When this is all over, she thinks, after they get Cora back, she will devote her life to her child—and to finding the person who took her. Maybe she will never stop looking at people they know, wondering if that person is the one who took their baby—or knows who did.

She suddenly realizes she probably shouldn’t be handling the onesie like this. If it all goes wrong and they don’t get Cora back, they will have to turn the onesie—and the note—over to the police, as evidence and to convince them of their innocence. Surely the police will no longer suspect them now. But any evidence that the outfit might have offered up has probably been ruined by the way she has been touching it and breathing on it and even wiping her tears with it. She puts it down on her dresser in the bedroom and lays it flat. She looks at it, forlorn, on the dresser. She leaves it there, with the note pinned to it containing their instructions. They cannot afford to make a mistake.

It’s the first time she’s been alone in the house, she realizes, since midnight on the night Cora was taken. If only she could go back in time. The last few days have been a blur, of fear and grief and horror and despair—and betrayal. She told the police that she trusted Marco, but she lied. She doesn’t trust him with Cynthia. She thinks that he might have other secrets from her. After all, she has secrets from him.

She wanders from her dresser over to Marco’s and pulls open the top drawer.
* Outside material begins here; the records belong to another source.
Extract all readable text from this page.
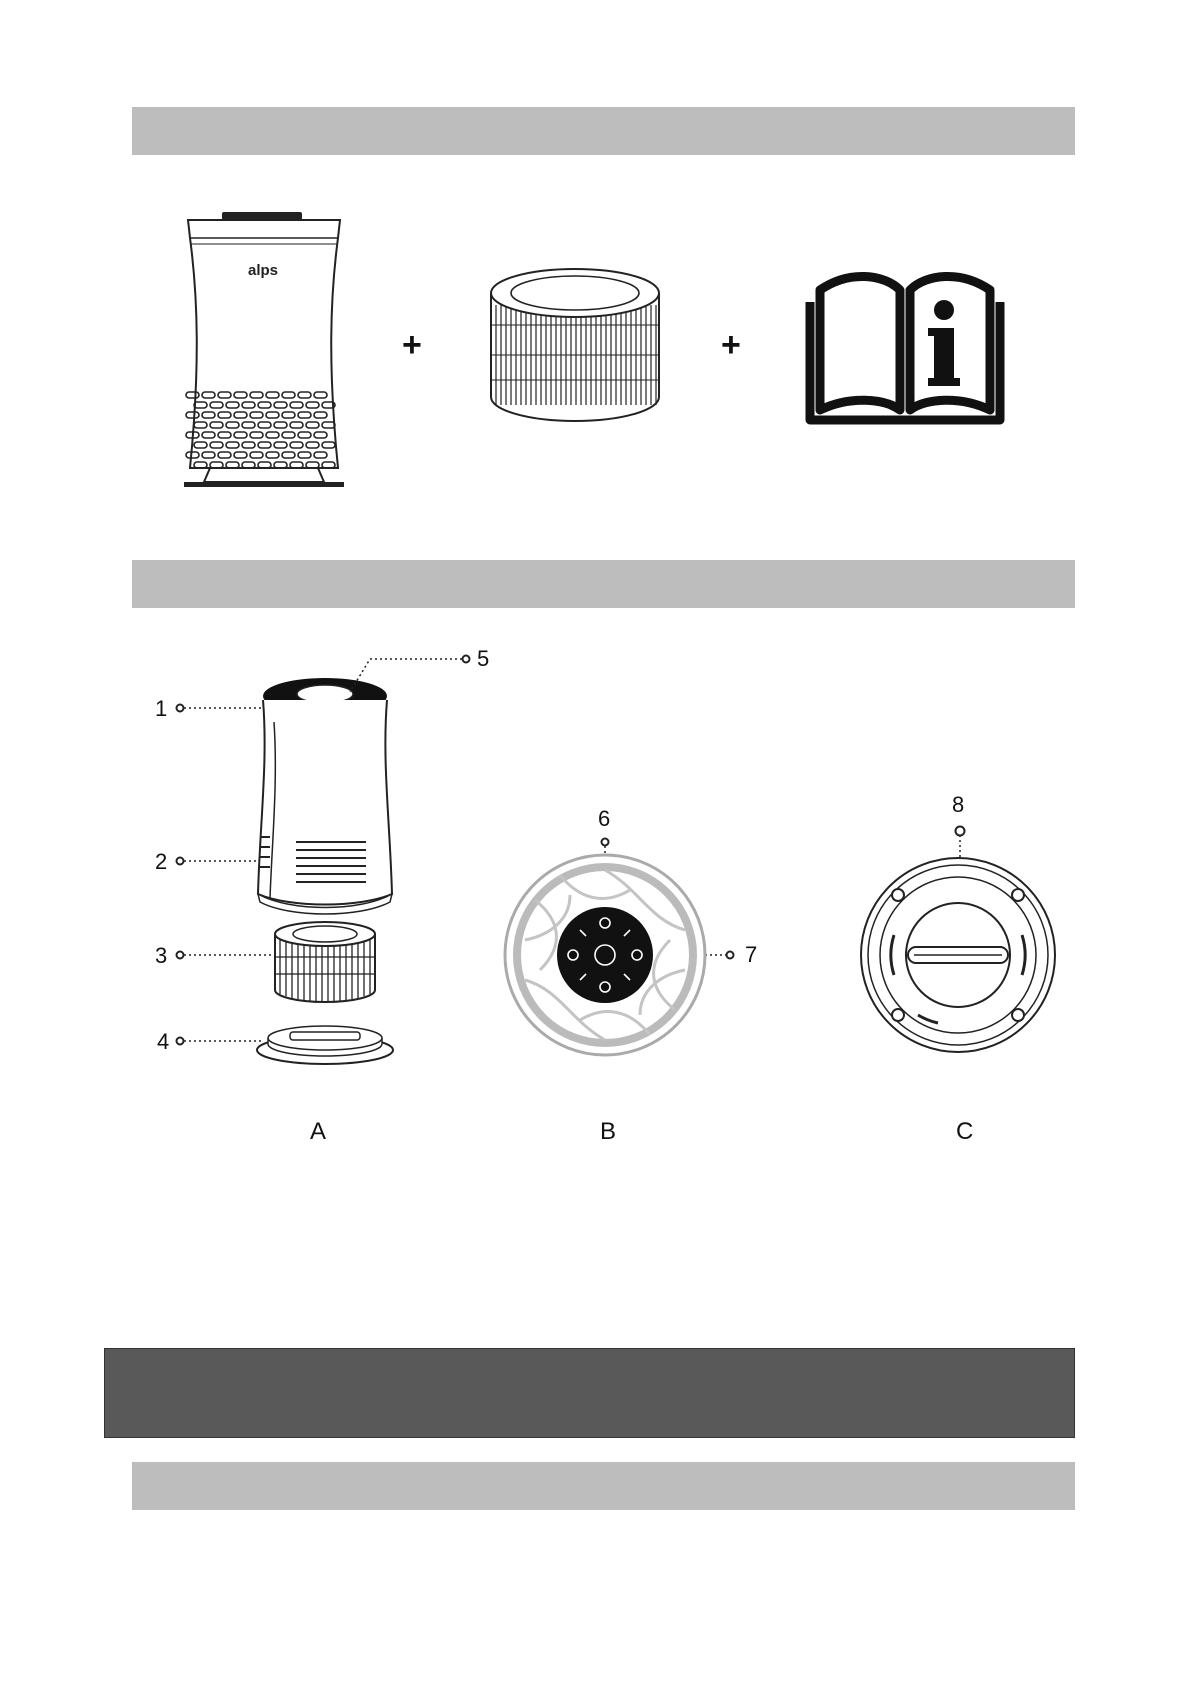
alps
+	+
1
2
3
4
5
6
7
8
A	B	C
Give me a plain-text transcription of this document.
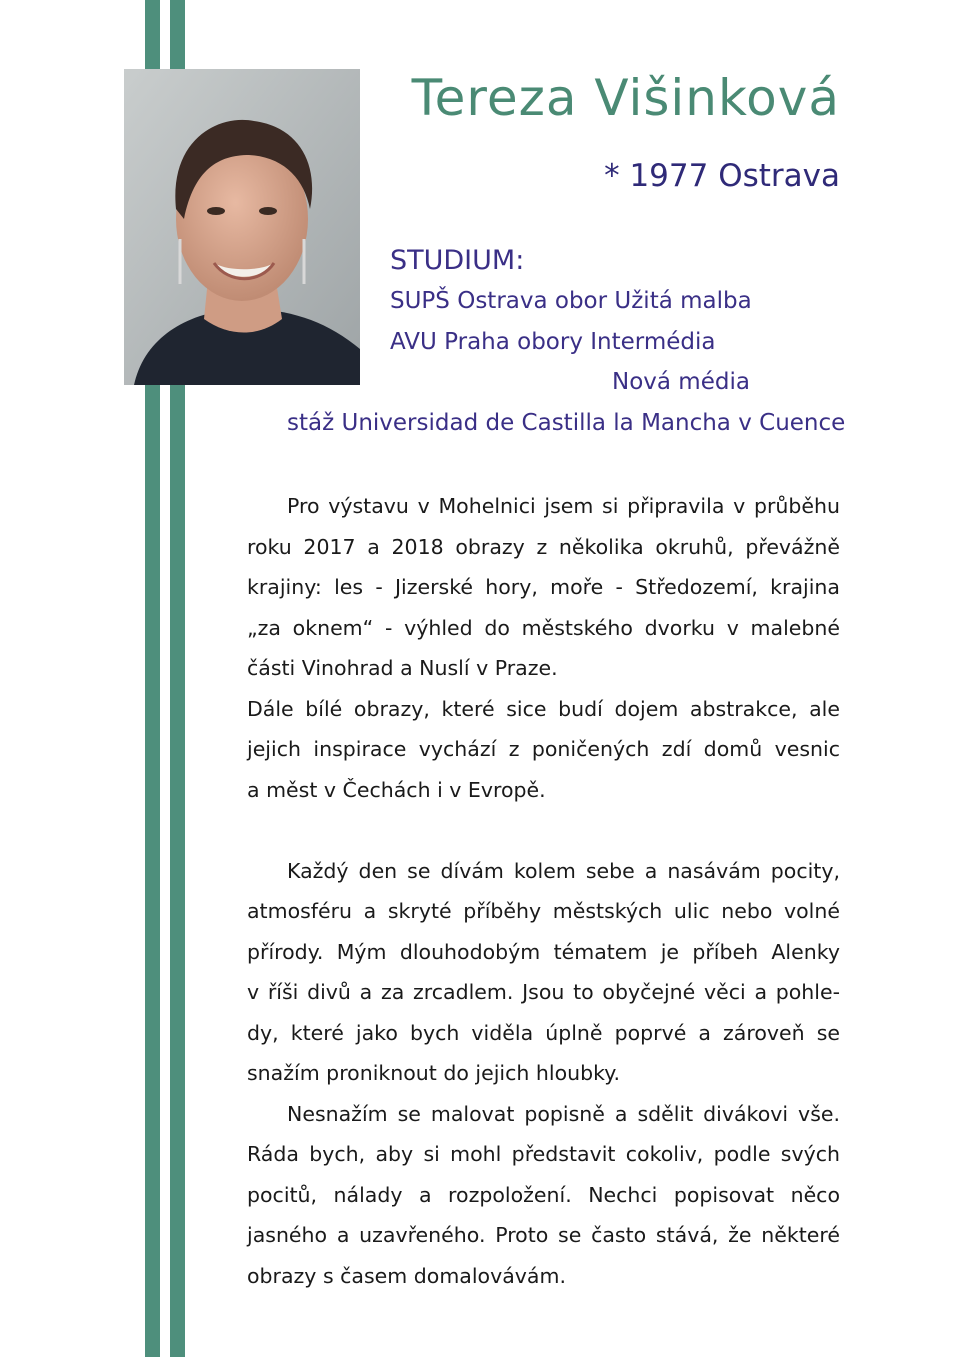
Tereza Višinková
* 1977 Ostrava
STUDIUM:
SUPŠ Ostrava obor Užitá malba
AVU Praha obory Intermédia
Nová média
stáž Universidad de Castilla la Mancha v Cuence
Pro výstavu v Mohelnici jsem si připravila v průběhu
roku 2017 a 2018 obrazy z několika okruhů, převážně
krajiny: les - Jizerské hory, moře - Středozemí, krajina
„za oknem“ - výhled do městského dvorku v malebné
části Vinohrad a Nuslí v Praze.
Dále bílé obrazy, které sice budí dojem abstrakce, ale
jejich inspirace vychází z poničených zdí domů vesnic
a měst v Čechách i v Evropě.
Každý den se dívám kolem sebe a nasávám pocity,
atmosféru a skryté příběhy městských ulic nebo volné
přírody. Mým dlouhodobým tématem je příbeh Alenky
v říši divů a za zrcadlem. Jsou to obyčejné věci a pohle-
dy, které jako bych viděla úplně poprvé a zároveň se
snažím proniknout do jejich hloubky.
Nesnažím se malovat popisně a sdělit divákovi vše.
Ráda bych, aby si mohl představit cokoliv, podle svých
pocitů, nálady a rozpoložení. Nechci popisovat něco
jasného a uzavřeného. Proto se často stává, že některé
obrazy s časem domalovávám.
Aimlessly, she rummages through his socks and underwear. When she has finished with the top drawer, she opens the second. She doesn’t know what she’s looking for, but she’ll know when she finds it.





SEVENTEEN


Marco gets into the Audi and drives. But not to the office. Instead he takes the nearest exit and drives out of the city. He weaves in and around traffic; the Audi is responsive to his touch. After about twenty minutes, he turns off onto a smaller highway. Soon he reaches a familiar dirt road that leads to a fairly secluded lake.